Stanneke sneeuwmanneke. Misschien kunnen we delen
'Stanneke sneeuwmanneke. Misschien kunnen we delen' is het tweede boek dat Guido Van Genechten schrijft over Stanneke. In dit winterse prentenboek komt er op een dag een vreemdeling in Vriesland aan. Dimitri - hij komt uit het oosten - is verdrietig omdat hij onderweg zijn muts is kwijtgeraakt. Stanneke wil zijn muts wel voor een paar dagen aan hem uitlenen, maar hij krijgt hem niet meer terug. Samen met Alfred, een oude wijze sneeuwman, zoekt Stanneke naar een oplossing. Alle sneeuwmannen worden samen geroepen en er wordt besloten om te delen. Ieder zal op zijn beurt even zijn muts afstaan.

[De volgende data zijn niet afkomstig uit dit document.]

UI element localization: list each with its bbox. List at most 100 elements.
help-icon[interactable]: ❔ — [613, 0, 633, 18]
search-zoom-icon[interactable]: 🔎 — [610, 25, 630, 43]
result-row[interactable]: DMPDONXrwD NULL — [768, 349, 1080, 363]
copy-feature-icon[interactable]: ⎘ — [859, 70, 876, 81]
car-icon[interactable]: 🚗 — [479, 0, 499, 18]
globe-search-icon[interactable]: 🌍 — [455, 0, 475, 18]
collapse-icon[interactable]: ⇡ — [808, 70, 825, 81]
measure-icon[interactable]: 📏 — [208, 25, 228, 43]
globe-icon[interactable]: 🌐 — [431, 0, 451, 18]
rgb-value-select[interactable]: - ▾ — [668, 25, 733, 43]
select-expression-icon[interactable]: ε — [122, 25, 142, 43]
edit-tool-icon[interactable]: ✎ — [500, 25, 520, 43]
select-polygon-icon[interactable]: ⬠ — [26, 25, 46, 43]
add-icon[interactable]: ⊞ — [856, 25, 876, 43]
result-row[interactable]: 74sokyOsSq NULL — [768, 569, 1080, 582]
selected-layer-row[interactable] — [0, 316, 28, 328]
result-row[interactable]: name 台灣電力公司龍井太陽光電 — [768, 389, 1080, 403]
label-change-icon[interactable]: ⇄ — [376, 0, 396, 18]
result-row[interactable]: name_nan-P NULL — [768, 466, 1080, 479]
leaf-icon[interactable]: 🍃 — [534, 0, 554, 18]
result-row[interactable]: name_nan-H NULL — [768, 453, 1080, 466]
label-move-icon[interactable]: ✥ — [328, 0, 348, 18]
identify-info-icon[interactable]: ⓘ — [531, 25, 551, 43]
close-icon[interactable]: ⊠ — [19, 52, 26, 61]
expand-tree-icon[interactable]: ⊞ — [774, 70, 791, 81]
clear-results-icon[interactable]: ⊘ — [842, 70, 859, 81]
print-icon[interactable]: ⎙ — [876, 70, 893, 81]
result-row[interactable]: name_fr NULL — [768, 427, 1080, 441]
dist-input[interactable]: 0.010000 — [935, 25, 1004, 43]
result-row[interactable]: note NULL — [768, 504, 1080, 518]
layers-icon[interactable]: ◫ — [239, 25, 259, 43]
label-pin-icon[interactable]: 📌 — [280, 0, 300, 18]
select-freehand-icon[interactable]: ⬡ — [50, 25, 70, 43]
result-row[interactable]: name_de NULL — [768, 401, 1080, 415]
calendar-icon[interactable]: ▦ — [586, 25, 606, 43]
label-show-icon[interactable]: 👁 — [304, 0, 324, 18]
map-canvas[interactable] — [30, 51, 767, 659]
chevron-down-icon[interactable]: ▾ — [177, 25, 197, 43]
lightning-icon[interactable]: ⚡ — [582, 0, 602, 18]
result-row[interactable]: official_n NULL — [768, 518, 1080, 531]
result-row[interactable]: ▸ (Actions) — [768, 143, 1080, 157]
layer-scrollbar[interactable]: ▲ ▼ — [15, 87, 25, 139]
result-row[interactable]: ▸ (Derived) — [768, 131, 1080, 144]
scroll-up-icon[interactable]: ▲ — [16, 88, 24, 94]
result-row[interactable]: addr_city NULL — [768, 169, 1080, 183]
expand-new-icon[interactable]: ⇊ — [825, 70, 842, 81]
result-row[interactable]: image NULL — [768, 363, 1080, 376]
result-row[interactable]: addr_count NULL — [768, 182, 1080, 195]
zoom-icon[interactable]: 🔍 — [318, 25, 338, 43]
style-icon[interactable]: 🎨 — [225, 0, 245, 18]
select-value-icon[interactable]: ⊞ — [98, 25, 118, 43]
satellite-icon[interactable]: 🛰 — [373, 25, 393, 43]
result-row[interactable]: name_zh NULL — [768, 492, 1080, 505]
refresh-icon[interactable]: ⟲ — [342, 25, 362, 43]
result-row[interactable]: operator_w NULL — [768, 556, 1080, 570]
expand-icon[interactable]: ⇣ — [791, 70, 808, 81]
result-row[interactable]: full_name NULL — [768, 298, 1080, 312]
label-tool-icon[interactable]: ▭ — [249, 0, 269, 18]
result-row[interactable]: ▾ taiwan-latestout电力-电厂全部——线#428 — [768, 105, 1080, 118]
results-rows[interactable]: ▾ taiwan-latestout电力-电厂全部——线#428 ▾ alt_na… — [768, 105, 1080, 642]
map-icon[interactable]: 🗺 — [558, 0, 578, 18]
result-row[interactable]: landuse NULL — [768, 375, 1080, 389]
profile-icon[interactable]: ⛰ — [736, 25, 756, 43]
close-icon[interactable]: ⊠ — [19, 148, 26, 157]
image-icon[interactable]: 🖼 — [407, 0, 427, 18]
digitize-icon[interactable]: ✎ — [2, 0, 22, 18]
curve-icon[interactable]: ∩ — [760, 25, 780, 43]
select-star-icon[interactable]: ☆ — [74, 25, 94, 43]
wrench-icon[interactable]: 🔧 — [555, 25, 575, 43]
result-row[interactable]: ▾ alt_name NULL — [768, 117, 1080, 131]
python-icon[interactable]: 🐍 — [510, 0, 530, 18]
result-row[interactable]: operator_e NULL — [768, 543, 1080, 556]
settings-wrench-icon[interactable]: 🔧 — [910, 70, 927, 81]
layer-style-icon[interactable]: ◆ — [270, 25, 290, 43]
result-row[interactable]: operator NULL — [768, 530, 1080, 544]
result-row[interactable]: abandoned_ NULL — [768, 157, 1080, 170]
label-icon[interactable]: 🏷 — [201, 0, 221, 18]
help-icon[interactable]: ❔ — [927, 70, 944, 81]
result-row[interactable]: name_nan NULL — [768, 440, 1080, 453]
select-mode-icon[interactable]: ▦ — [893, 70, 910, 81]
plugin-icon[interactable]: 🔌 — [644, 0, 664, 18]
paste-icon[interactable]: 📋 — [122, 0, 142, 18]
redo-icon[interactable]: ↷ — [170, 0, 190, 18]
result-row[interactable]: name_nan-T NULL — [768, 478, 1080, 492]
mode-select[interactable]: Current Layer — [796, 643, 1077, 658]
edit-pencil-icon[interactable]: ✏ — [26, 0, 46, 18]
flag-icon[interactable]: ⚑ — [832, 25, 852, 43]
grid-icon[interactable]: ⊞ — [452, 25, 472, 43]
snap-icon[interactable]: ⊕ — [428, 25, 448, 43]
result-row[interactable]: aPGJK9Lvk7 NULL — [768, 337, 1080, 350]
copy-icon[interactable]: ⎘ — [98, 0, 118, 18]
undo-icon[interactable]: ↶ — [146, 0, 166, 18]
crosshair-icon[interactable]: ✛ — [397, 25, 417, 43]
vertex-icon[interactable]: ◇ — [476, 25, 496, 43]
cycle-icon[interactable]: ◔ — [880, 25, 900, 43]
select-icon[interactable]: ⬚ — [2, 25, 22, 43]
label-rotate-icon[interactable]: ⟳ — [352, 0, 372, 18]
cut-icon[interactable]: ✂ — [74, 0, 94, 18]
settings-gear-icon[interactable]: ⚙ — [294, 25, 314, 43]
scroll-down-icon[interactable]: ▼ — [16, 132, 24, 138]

Guido van Genechten schrijft met dit boek een erg belerend betoog dat bovendien nogal dubbelzinnig gelezen kan worden. Het is immers de schuld van “de vreemdeling” dat er problemen komen in Vriesland. Eén van de sneeuwmannen stelt voor om de vreemdeling te laten terugkeren naar zijn eigen land omdat hij de muts niet wil terug geven. Ook de andere 'oplossingen' van de sneeuwmannen bevallen Alfred niet, tot Stanneke voorstelt om te delen. Het effect van het delen wordt ook onduidelijk beschreven. Alfred die het goede voorbeeld geeft, voelt zich “zalig” en “opgelucht” omdat hij kan delen. Waarom voelt hij zich opgelucht? En wat is zalig? Waarom voelt het goed om te delen? Dit zijn allemaal vragen waarmee een kleuter waarschijnlijk nog zal blijven zitten na het voorlezen van dit boek als er geen volwassene is die zorgt voor een korte nabespreking. Ook vragen als "vinden kleuters het eerlijk wat Dimitri doet?" en afspraken over "delen", "woord houden" en "afspraak is afspraak" kunnen hierin aan bod komen.
De prenten zijn knus en winters van sfeer en geven goed aan wat er gebeurt in het verhaal. Dit maakt het wel gemakkelijker voor de kleinsten om het verhaal te volgen, maar verder is er niet veel speciaals aan. Kortom: over de ganse lijn valt het boek wat tegen.